Normally, people who tread on Salvador Dalí's grave, an unmarked slab in the middle of the floor in the Dalí Theatre and Museum in Figueres, Catalonia, do not even realize it.
But on Thursday evening, as crowds full of journalists and curious onlookers gathered outside the museum and security shut the museum down to begin the exhumation, the artist's body became the center of attention.
After nearly three decades underground, Spanish surrealist painter Salvador Dalí is re-emerging on Thursday night, in another surreal twist to the artist's story.
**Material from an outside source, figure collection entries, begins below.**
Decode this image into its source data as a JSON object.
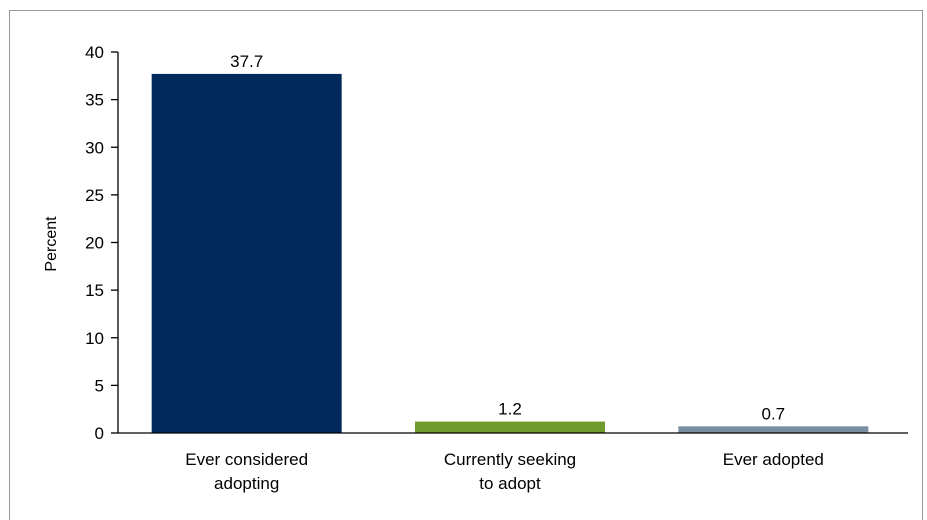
{
  "chart_data": {
    "type": "bar",
    "categories": [
      [
        "Ever considered",
        "adopting"
      ],
      [
        "Currently seeking",
        "to adopt"
      ],
      [
        "Ever adopted"
      ]
    ],
    "values": [
      37.7,
      1.2,
      0.7
    ],
    "value_labels": [
      "37.7",
      "1.2",
      "0.7"
    ],
    "bar_colors": [
      "#002a5c",
      "#6e9a2e",
      "#7a8ea3"
    ],
    "title": "",
    "xlabel": "",
    "ylabel": "Percent",
    "ylim": [
      0,
      40
    ],
    "yticks": [
      0,
      5,
      10,
      15,
      20,
      25,
      30,
      35,
      40
    ],
    "grid": false,
    "legend": "none"
  }
}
Acting on a court order, investigators and forensic scientists began the process of exhuming Dalí for a DNA test to determine whether or not he is the father of Maria Pilar Abel Martinez, a 61-year-old fortune teller.
Dalí died in 1989 at the age of 85 and had no recognized children. However, Martinez claims that she was born from a secret affair that her mother, a maid, had with the artist in 1955, according to court documents. If she is proven to be his daughter, she would have a claim to part of her father's large estate.
Abel, who worked for eight years at a local TV network reading tarot cards, has been arguing the case since 2007.
"I'm very certain that the results are going to turn out to be positive," she told Spanish La Sexta network in a recent interview.
If scientists are able to extract a valid DNA sample, local media report that the answer will be revealed within the next month or two.